According to much of the feedback the Courier received from readers, not everyone is in love with the installation. If you have an opinion, good or bad, check out the Courier's web poll question at vancourier.com. Or email me at email@example.com.
The 2012 Olympic Games in London, England begin Friday and many, if not all, of this city's community centres will be showing highlights of the competitions on the legacy TVs donated to the facility's prior to the 2010 Games held here.
The TVs were donated to ensure all residents had an opportunity to watch the Vancouver Olympics from the opening to closing ceremonies. Some centres also created community living rooms with special viewing events and celebrations.
Vision Vancouver park board commissioner Constance Barnes is hoping the London Games will inspire residents to get more active by swimming, skating and joining fitness programs at community centres across the city.

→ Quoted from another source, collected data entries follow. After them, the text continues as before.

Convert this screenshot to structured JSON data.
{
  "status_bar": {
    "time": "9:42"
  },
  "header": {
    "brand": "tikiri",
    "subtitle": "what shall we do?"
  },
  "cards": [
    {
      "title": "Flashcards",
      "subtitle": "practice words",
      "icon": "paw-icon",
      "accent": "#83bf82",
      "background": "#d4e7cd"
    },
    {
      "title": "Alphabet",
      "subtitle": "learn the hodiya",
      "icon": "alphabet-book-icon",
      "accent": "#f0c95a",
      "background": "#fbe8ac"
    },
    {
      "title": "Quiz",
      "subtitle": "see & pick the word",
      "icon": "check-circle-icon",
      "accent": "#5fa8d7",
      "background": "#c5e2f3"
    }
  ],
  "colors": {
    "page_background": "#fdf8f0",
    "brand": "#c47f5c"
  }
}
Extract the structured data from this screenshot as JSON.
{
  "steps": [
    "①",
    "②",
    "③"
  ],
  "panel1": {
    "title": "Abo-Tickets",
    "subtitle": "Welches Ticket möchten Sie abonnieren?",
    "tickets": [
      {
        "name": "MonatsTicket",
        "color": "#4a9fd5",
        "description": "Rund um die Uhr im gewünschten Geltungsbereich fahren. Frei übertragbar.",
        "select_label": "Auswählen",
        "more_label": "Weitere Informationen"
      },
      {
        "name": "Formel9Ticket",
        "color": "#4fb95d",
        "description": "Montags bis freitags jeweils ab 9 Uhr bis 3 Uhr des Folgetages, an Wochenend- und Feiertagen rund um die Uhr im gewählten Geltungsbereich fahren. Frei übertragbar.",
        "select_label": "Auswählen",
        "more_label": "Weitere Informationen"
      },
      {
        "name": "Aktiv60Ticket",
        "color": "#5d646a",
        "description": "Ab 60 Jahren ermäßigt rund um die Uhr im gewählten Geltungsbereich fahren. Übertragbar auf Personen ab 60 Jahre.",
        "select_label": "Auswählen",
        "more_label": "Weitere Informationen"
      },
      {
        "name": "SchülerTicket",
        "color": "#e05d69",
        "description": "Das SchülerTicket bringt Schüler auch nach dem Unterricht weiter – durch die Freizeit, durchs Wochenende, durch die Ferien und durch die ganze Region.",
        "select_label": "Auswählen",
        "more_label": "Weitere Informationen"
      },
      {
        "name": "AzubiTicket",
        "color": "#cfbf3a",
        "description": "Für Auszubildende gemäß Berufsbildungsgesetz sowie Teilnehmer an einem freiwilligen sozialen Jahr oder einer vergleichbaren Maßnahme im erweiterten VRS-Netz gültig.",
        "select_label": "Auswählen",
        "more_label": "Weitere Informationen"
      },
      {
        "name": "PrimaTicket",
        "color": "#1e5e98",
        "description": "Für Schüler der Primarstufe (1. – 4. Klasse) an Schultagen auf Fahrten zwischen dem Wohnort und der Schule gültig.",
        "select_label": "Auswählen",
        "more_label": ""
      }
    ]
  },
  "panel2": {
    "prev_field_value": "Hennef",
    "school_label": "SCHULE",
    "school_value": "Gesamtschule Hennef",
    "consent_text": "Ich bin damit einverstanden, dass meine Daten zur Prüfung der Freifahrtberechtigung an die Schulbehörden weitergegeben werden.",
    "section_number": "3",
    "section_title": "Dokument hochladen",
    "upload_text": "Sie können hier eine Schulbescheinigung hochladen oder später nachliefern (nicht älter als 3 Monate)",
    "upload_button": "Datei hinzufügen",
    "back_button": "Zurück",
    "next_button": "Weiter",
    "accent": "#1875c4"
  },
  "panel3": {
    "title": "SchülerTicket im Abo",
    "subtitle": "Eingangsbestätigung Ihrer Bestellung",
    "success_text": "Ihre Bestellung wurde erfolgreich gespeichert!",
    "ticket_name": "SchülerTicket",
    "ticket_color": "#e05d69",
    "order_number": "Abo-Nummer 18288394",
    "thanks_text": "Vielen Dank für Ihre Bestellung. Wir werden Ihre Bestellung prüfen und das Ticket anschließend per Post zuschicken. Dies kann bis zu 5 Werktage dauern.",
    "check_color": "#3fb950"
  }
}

She adds a good way to start is to take advantage of a limited-time offer the park board has on now through Aug. 16, which offers a $50 discount on an annual Flexipass membership. The passes allow unlimited access to 24 community centres, 15 fitness centres, nine indoor pools, four outdoor pools and eight ice rinks.
"I hope that people will be watching the Olympics and think, 'I can do that,'" says Barnes. "It just might motivate people to get their Olympics on."
I checked out the prices and it's a good deal, particularly for children. A 12-month pass for children aged three to 12 years is on sale now for $128.57. That works out to less than $11 a month. An adult pass is now $307.14 while youth and seniors' passes are $200.